Paul Fericano

Paul Fericano
Born Paul Francis Fericano
January 16, 1951
San Francisco, California, United States
Occupation Writer, poet, satirist
Literary movement Stoogism, New American Poets

San Francisco native Paul Fericano (born January 16, 1951) is a U.S. poet, writer, and satirist. His stand-up poetry and controversial satires have been brought to the public's attention since 1971 mostly through the dedicated efforts of independent publishers and a loyal group of readers.

He also is the Director of SafeNet (under the nonprofit Instruments of Peace), a program that offers help to survivors of clergy sexual abuse with a primary focus on the healing process. Fericano publicly revealed he was a survivor of clergy sexual abuse in 1993. He attended St. Anthony's Seminary in 1965, a vocational high school for young boys studying for the priesthood operated by the Franciscans of the Province of St. Barbara in Santa Barbara, California.

Career

From 1974 to present, Fericano has been editor/publisher of Poor Souls Press (formerly Scarecrow Books). In 1976 he launched the mock literary movement known as, "Stoogism," satirizing the pretensions of all literary schools. "Stoogism" was later embraced by other poets and writers, including Allen Ginsberg, Elio Ligi, Joyce Odam, Peter Cherches, Charles Bukowski, A. D. Winans, Ronald Koertge, Richard Grayson, Ann Menebroker, Don Skiles and Gerald Locklin. In 1977 Fericano edited Stoogism Anthology, both a rare colflection of satiric work by 47 writers, and a unique poetry and film tribute to The Three Stooges comedy team.

In 1978, one of his poems, "The Three Stooges at a Hollywood Party", from his book, Loading the Revolver with Real Bullets, provoked outrage in some Republican members of the California State legislature who claimed the poem libeled actor John Wayne. Published by Second Coming Press and funded by a grant from the California Arts Council, lawmakers used this as a reason for denying Jane Fonda's appointment at the time to the California Arts Council by Jerry Brown during his first turn as governor of California.

Fericano also received a federal grant in 1980 for the Small Press Racks in Library Project from the National Endowment for the Arts,a federal arts funding organization that would run afoul of conservatives in the 1990s.

Yossarian Universal News Service

In response to former California governor Ronald Reagan's election to the Presidency in 1980 and the growing conservative movement, Fericano co-founded (with Elio Ligi) the first parody news and disinformation syndicate, Yossarian Universal News Service (YU), which the Los Angeles Times dubbed, "unbelievable news for unbelievable times." The service was named after the protagonist of Joseph Heller's satirical anti-war novel Catch-22.

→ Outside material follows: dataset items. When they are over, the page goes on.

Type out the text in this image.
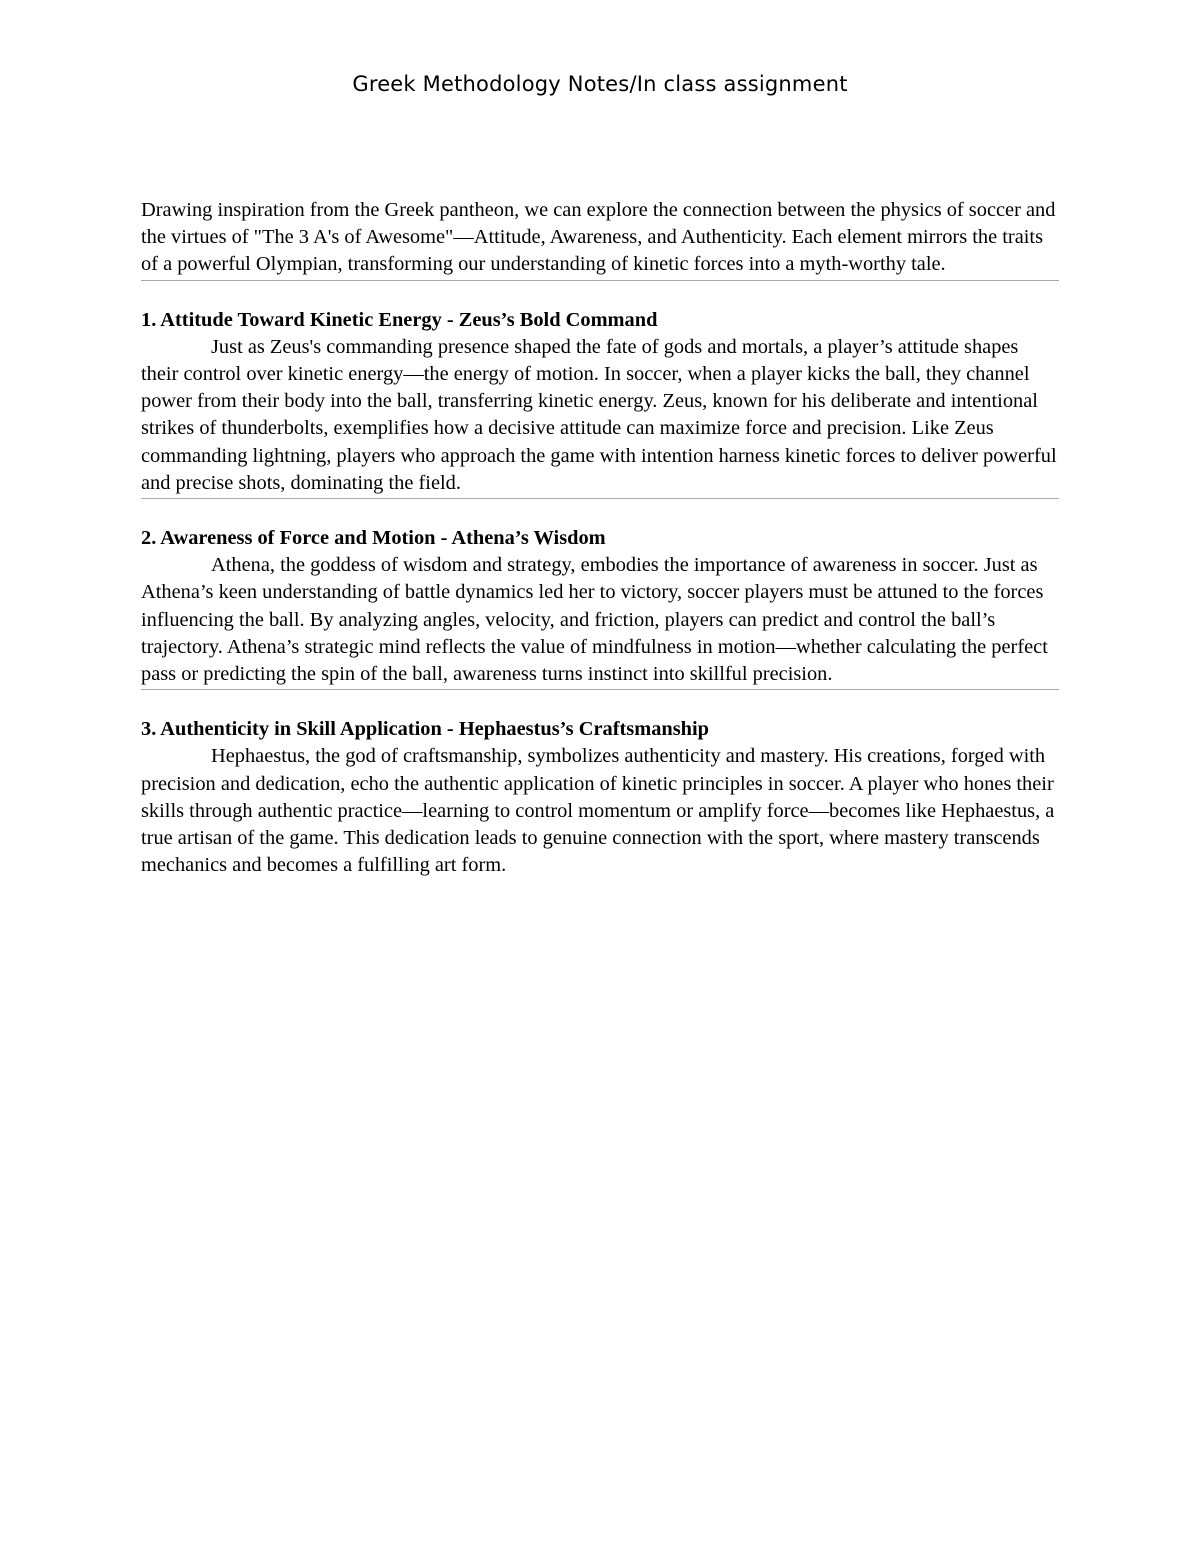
Greek Methodology Notes/In class assignment

Drawing inspiration from the Greek pantheon, we can explore the connection between the physics of soccer and the virtues of "The 3 A's of Awesome"—Attitude, Awareness, and Authenticity. Each element mirrors the traits of a powerful Olympian, transforming our understanding of kinetic forces into a myth-worthy tale.

1. Attitude Toward Kinetic Energy - Zeus’s Bold Command

Just as Zeus's commanding presence shaped the fate of gods and mortals, a player’s attitude shapes their control over kinetic energy—the energy of motion. In soccer, when a player kicks the ball, they channel power from their body into the ball, transferring kinetic energy. Zeus, known for his deliberate and intentional strikes of thunderbolts, exemplifies how a decisive attitude can maximize force and precision. Like Zeus commanding lightning, players who approach the game with intention harness kinetic forces to deliver powerful and precise shots, dominating the field.

2. Awareness of Force and Motion - Athena’s Wisdom

Athena, the goddess of wisdom and strategy, embodies the importance of awareness in soccer. Just as Athena’s keen understanding of battle dynamics led her to victory, soccer players must be attuned to the forces influencing the ball. By analyzing angles, velocity, and friction, players can predict and control the ball’s trajectory. Athena’s strategic mind reflects the value of mindfulness in motion—whether calculating the perfect pass or predicting the spin of the ball, awareness turns instinct into skillful precision.

3. Authenticity in Skill Application - Hephaestus’s Craftsmanship

Hephaestus, the god of craftsmanship, symbolizes authenticity and mastery. His creations, forged with precision and dedication, echo the authentic application of kinetic principles in soccer. A player who hones their skills through authentic practice—learning to control momentum or amplify force—becomes like Hephaestus, a true artisan of the game. This dedication leads to genuine connection with the sport, where mastery transcends mechanics and becomes a fulfilling art form.
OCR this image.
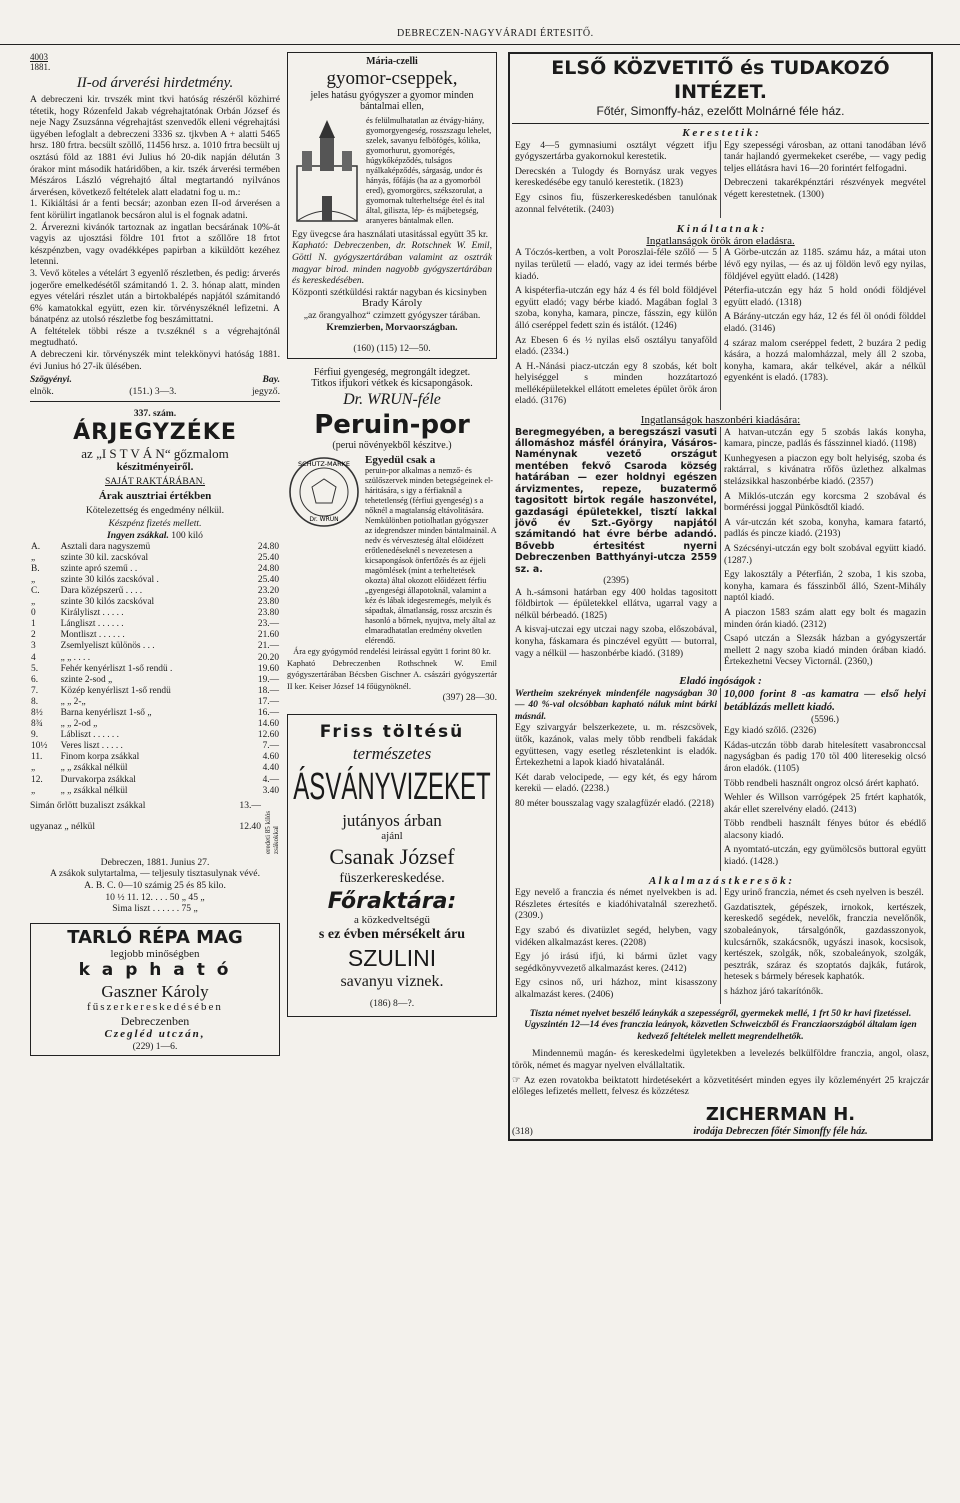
DEBRECZEN-NAGYVÁRADI ÉRTESITŐ.
4003
1881.
II-od árverési hirdetmény.

A debreczeni kir. trvszék mint tkvi hatóság részéről közhirré tétetik, hogy Rózenfeld Jakab végrehajtatónak Orbán József és neje Nagy Zsuzsánna végrehajtást szenvedők elleni végrehajtási ügyében lefoglalt a debreczeni 3336 sz. tjkvben A + alatti 5465 hrsz. 180 frtra. becsült szöllő, 11456 hrsz. a. 1010 frtra becsült uj osztású föld az 1881 évi Julius hó 20-dik napján délután 3 órakor mint második határidőben, a kir. tszék árverési termében Mészáros László végrehajtó által megtartandó nyilvános árverésen, következő feltételek alatt eladatni fog u. m.:

1. Kikiáltási ár a fenti becsár; azonban ezen II-od árverésen a fent körülirt ingatlanok becsáron alul is el fognak adatni.

2. Árverezni kivánók tartoznak az ingatlan becsárának 10%-át vagyis az ujosztási földre 101 frtot a szőllőre 18 frtot készpénzben, vagy ovadékképes papirban a kiküldött kezéhez letenni.

3. Vevő köteles a vételárt 3 egyenlő részletben, és pedig: árverés jogerőre emelkedésétől számitandó 1. 2. 3. hónap alatt, minden egyes vételári részlet után a birtokbalépés napjától számitandó 6% kamatokkal együtt, ezen kir. törvényszéknél lefizetni. A bánatpénz az utolsó részletbe fog beszámittatni.

A feltételek többi része a tv.széknél s a végrehajtónál megtudható.

A debreczeni kir. törvényszék mint telekkönyvi hatóság 1881. évi Junius hó 27-ik ülésében.

Szögyényi.	Bay.
elnök.	(151.) 3—3.	jegyző.
337. szám.
ÁRJEGYZÉKE
az „I S T V Á N“ gőzmalom
készitményeiről.
SAJÁT RAKTÁRÁBAN.
Árak ausztriai értékben
Kötelezettség és engedmény nélkül.
Készpénz fizetés mellett.
Ingyen zsákkal. 100 kiló
A.	Asztali dara nagyszemü	24.80
„	szinte 30 kil. zacskóval	25.40
B.	szinte apró szemű . .	24.80
„	szinte 30 kilós zacskóval .	25.40
C.	Dara középszerű . . . .	23.20
„	szinte 30 kilós zacskóval	23.80
0	Királyliszt . . . . .	23.80
1	Lángliszt . . . . . .	23.—
2	Montliszt . . . . . .	21.60
3	Zsemlyeliszt különös . . .	21.—
4	„ „ . . . .	20.20
5.	Fehér kenyérliszt 1-ső rendü .	19.60
6.	szinte 2-sod „	19.—
7.	Közép kenyérliszt 1-ső rendü	18.—
8.	„ „ 2-„	17.—
8½	Barna kenyérliszt 1-ső „	16.—
8¾	„ „ 2-od „	14.60
9.	Lábliszt . . . . . .	12.60
10½	Veres liszt . . . . .	7.—
11.	Finom korpa zsákkal	4.60
„	„ „ zsákkal nélkül	4.40
12.	Durvakorpa zsákkal	4.—
„	„ „ zsákkal nélkül	3.40
Simán őrlött buzaliszt zsákkal	13.—
ugyanaz „ nélkül	12.40 eredeti 85 kilós zsákokkal
Debreczen, 1881. Junius 27.
A zsákok sulytartalma, — teljesuly tisztasulynak vévé.
A. B. C. 0—10 számig 25 és 85 kilo.
10 ½ 11. 12. . . . 50 „ 45 „
Sima liszt . . . . . . 75 „
TARLÓ RÉPA MAG
legjobb minőségben
k a p h a t ó
Gaszner Károly
fűszerkereskedésében
Debreczenben
Czegléd utczán,
(229) 1—6.
Mária-czelli
gyomor-cseppek,
jeles hatásu gyógyszer a gyomor minden bántalmai ellen,
és felülmulhatatlan az étvágy-hiány, gyomorgyengeség, rosszszagu lehelet, szelek, savanyu felböfögés, kólika, gyomorhurut, gyomorégés, húgykőképződés, tulságos nyálkaképződés, sárgaság, undor és hányás, főfájás (ha az a gyomorból ered), gyomorgörcs, székszorulat, a gyomornak tulterheltsége étel és ital által, giliszta, lép- és májbetegség, aranyeres bántalmak ellen.

Egy üvegcse ára használati utasitással együtt 35 kr.

Kapható: Debreczenben, dr. Rotschnek W. Emil, Göttl N. gyógyszertárában valamint az osztrák magyar birod. minden nagyobb gyógyszertárában és kereskedésében.

Központi szétküldési raktár nagyban és kicsinyben

Brady Károly
„az őrangyalhoz“ czimzett gyógyszer tárában.
Kremzierben, Morvaországban.
(160) (115) 12—50.
Férfiui gyengeség, megrongált idegzet.
Titkos ifjukori vétkek és kicsapongások.
Dr. WRUN-féle
Peruin-por
(perui növényekből készitve.)
SCHUTZ-MARKE
Dr. WRUN
Egyedül csak a
peruin-por alkalmas a nemző- és szülőszervek minden betegségeinek el-háritására, s igy a férfiaknál a tehetetlenség (férfiui gyengeség) s a nőknél a magtalanság eltávolitására. Nemkülönben potiolhatlan gyógyszer az idegrendszer minden bántalmainál. A nedv és vérveszteség által előidézett erőtlenedéseknél s nevezetesen a kicsapongások önfertőzés és az éjjeli magömlések (mint a terheltetések okozta) által okozott előidézett férfiu „gyengeségi állapotoknál, valamint a kéz és lábak idegesremegés, melyik és sápadtak, álmatlanság, rossz arcszin és hasonló a bőrnek, nyujtva, mely által az elmaradhatatlan eredmény okvetlen elérendő.

Ára egy gyógymód rendelési leirással együtt 1 forint 80 kr.

Kapható Debreczenben Rothschnek W. Emil gyógyszertárában Bécsben Gischner A. császári gyógyszertár II ker. Keiser József 14 főügynöknél.

(397) 28—30.
Friss töltésü
természetes
ÁSVÁNYVIZEKET
jutányos árban
ajánl
Csanak József
füszerkereskedése.
Főraktára:
a közkedveltségü
s ez évben mérsékelt áru
SZULINI
savanyu viznek.
(186) 8—?.
ELSŐ KÖZVETITŐ és TUDAKOZÓ INTÉZET.
Főtér, Simonffy-ház, ezelőtt Molnárné féle ház.
K e r e s t e t i k :

Egy 4—5 gymnasiumi osztályt végzett ifju gyógyszertárba gyakornokul kerestetik.

Derecskén a Tulogdy és Bornyász urak vegyes kereskedésébe egy tanuló kerestetik. (1823)

Egy csinos fiu, füszerkereskedésben tanulónak azonnal felvétetik. (2403)

Egy szepességi városban, az ottani tanodában lévő tanár hajlandó gyermekeket cserébe, — vagy pedig teljes ellátásra havi 16—20 forintért felfogadni.

Debreczeni takarékpénztári részvények megvétel végett kerestetnek. (1300)

K i n á l t a t n a k :
Ingatlanságok örök áron eladásra.

A Tóczós-kertben, a volt Poroszlai-féle szőlő — 5 nyilas területű — eladó, vagy az idei termés bérbe kiadó.

A kispéterfia-utczán egy ház 4 és fél bold földjével együtt eladó; vagy bérbe kiadó. Magában foglal 3 szoba, konyha, kamara, pincze, fásszin, egy külön álló cseréppel fedett szin és istálót. (1246)

Az Ebesen 6 és ½ nyilas első osztályu tanyaföld eladó. (2334.)

A H.-Nánási piacz-utczán egy 8 szobás, két bolt helyiséggel s minden hozzátartozó melléképületekkel ellátott emeletes épület örök áron eladó. (3176)

A Görbe-utczán az 1185. számu ház, a mátai uton lévő egy nyilas, — és az uj földön levő egy nyilas, földjével együtt eladó. (1428)

Péterfia-utczán egy ház 5 hold onódi földjével együtt eladó. (1318)

A Bárány-utczán egy ház, 12 és fél öl onódi földdel eladó. (3146)

4 száraz malom cseréppel fedett, 2 buzára 2 pedig kására, a hozzá malomházzal, mely áll 2 szoba, konyha, kamara, akár telkével, akár a nélkül egyenként is eladó. (1783).

Ingatlanságok haszonbéri kiadására:

Beregmegyében, a beregszászi vasuti állomáshoz másfél órányira, Vásáros-Naménynak vezető országut mentében fekvő Csaroda község határában — ezer holdnyi egészen árvizmentes, repeze, buzatermő tagositott birtok regále haszonvétel, gazdasági épületekkel, tisztí lakkal jövő év Szt.-György napjától számitandó hat évre bérbe adandó. Bővebb értesitést nyerni Debreczenben Batthyányi-utcza 2559 sz. a.

(2395)

A h.-sámsoni határban egy 400 holdas tagositott földbirtok — épületekkel ellátva, ugarral vagy a nélkül bérbeadó. (1825)

A kisvaj-utczai egy utczai nagy szoba, előszobával, konyha, fáskamara és pinczével együtt — butorral, vagy a nélkül — haszonbérbe kiadó. (3189)

A hatvan-utczán egy 5 szobás lakás konyha, kamara, pincze, padlás és fásszinnel kiadó. (1198)

Kunhegyesen a piaczon egy bolt helyiség, szoba és raktárral, s kivánatra rőfös üzlethez alkalmas stelázsikkal haszonbérbe kiadó. (2357)

A Miklós-utczán egy korcsma 2 szobával és borméréssi joggal Pünkösdtől kiadó.

A vár-utczán két szoba, konyha, kamara fatartó, padlás és pincze kiadó. (2193)

A Szécsényi-utczán egy bolt szobával együtt kiadó. (1287.)

Egy lakosztály a Péterfián, 2 szoba, 1 kis szoba, konyha, kamara és fásszinből álló, Szent-Mihály naptól kiadó.

A piaczon 1583 szám alatt egy bolt és magazin minden órán kiadó. (2312)

Csapó utczán a Slezsák házban a gyógyszertár mellett 2 nagy szoba kiadó minden órában kiadó. Értekezhetni Vecsey Victornál. (2360,)

Eladó ingóságok :

Wertheim szekrények mindenféle nagyságban 30 — 40 %-val olcsóbban kapható náluk mint bárki másnál.

Egy szivargyár belszerkezete, u. m. részcsövek, ütők, kazánok, valas mely több rendbeli fakádak együttesen, vagy esetleg részletenkint is eladók. Értekezhetni a lapok kiadó hivatalánál.

Két darab velocipede, — egy két, és egy három kerekü — eladó. (2238.)

80 méter bousszalag vagy szalagfüzér eladó. (2218)

10,000 forint 8 -as kamatra — első helyi betáblázás mellett kiadó.

(5596.)

Egy kiadó szőlő. (2326)

Kádas-utczán több darab hitelesített vasabronccsal nagyságban és padig 170 töl 400 literesekig olcsó áron eladók. (1105)

Több rendbeli használt ongroz olcsó árért kapható.

Wehler és Willson varrógépek 25 frtért kaphatók, akár ellet szerelvény eladó. (2413)

Több rendbeli használt fényes bútor és ebédlő alacsony kiadó.

A nyomtató-utczán, egy gyümölcsös buttoral együtt kiadó. (1428.)

A l k a l m a z á s t k e r e s ö k :

Egy nevelő a franczia és német nyelvekben is ad. Részletes értesítés e kiadóhivatalnál szerezhető. (2309.)

Egy szabó és divatüzlet segéd, helyben, vagy vidéken alkalmazást keres. (2208)

Egy jó irású ifjú, ki bármi üzlet vagy segédkönyvvezető alkalmazást keres. (2412)

Egy csinos nő, uri házhoz, mint kisasszony alkalmazást keres. (2406)

Egy urinő franczia, német és cseh nyelven is beszél.

Gazdatisztek, gépészek, irnokok, kertészek, kereskedő segédek, nevelők, franczia nevelőnők, szobaleányok, társalgónők, gazdasszonyok, kulcsárnők, szakácsnők, ugyászi inasok, kocsisok, kertészek, szolgák, nők, szobaleányok, szolgák, pesztrák, száraz és szoptatós dajkák, futárok, hetesek s bármely béresek kaphatók.

s házhoz járó takarítónők.

Tiszta német nyelvet beszélő leánykák a szepességről, gyermekek mellé, 1 frt 50 kr havi fizetéssel. Ugyszintén 12—14 éves franczia leányok, közvetlen Schweiczből és Francziaországból általam igen kedvező feltételek mellett megrendelhetők.

Mindennemü magán- és kereskedelmi ügyletekben a levelezés belkülföldre franczia, angol, olasz, török, német és magyar nyelven elvállaltatik.

☞ Az ezen rovatokba beiktatott hirdetésekért a közvetitésért minden egyes ily közleményért 25 krajczár előleges lefizetés mellett, felvesz és közzétesz

(318)
ZICHERMAN H.
irodája Debreczen főtér Simonffy féle ház.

As a media content provider with subscribers as diverse as Saturday Night Live, Punch (London), Mother Jones, La Prensa (Managua), and Paul Krassner's The Realist, YU News Service quickly became the ideal counterpoint to Reagan's "Great Communicator."

During George W. Bush's first year in office in 2001, Fericano chronicled the president's lies and blunders in weekly YU News Service dispatches emailed to thousands of subscribers all over the world. Three days after 9/11 he identified Bush's crusade against terrorism as his "re-election campaign war." In 2002-2003, at the height of the president's popularity, a collection of these stories, I, Terrorist: Dispatches from the Front, was rejected by more than 20 U.S. book agents and publishers.

Fericano continues to use YU News Service as a vehicle for his social and political satires, and since June 2004 he's been writing and performing for radio (The One Minute News Hour) with fellow satirist and broadcaster Mike Amatori.

Hoax

In 1982, as a commentary on the absurd nature of all competitive awards, Fericano perpetrated a successful hoax on the literary community, specifically Poets & Writers, Inc. of New York, when he awarded his own poem, "Sinatra, Sinatra", the fictitious "Howitzer Prize." Nearly 500 writers and publishers requested applications from the bogus Howitzer Prize Committee for the 1983 prize before the author exposed the hoax.

SafeNet

SafeNet was first created as a volunteer organization by Fericano and John McCord, also a survivor from St. Antony's Seminary in Santa Barbara, California, with the purpose of helping everyone who had been impacted by the crisis, including the offenders themselves. Fericano founded the organization to help promote a dialogue to promote healing and reconciliation among survivors of sexual abuse by priests. The first revelations of abuse happened in 1990.

Fericano has stated that his own healing process has included forgiveness, which he maintains must be a willing act to have any real effect or meaning in a person's life. “It’s a gift you give yourself,” he told the Santa Barbara Independent in 2008. “It has nothing to do with the other person accepting responsibility for his actions. It’s a great act of mercy and compassion you have for yourself.”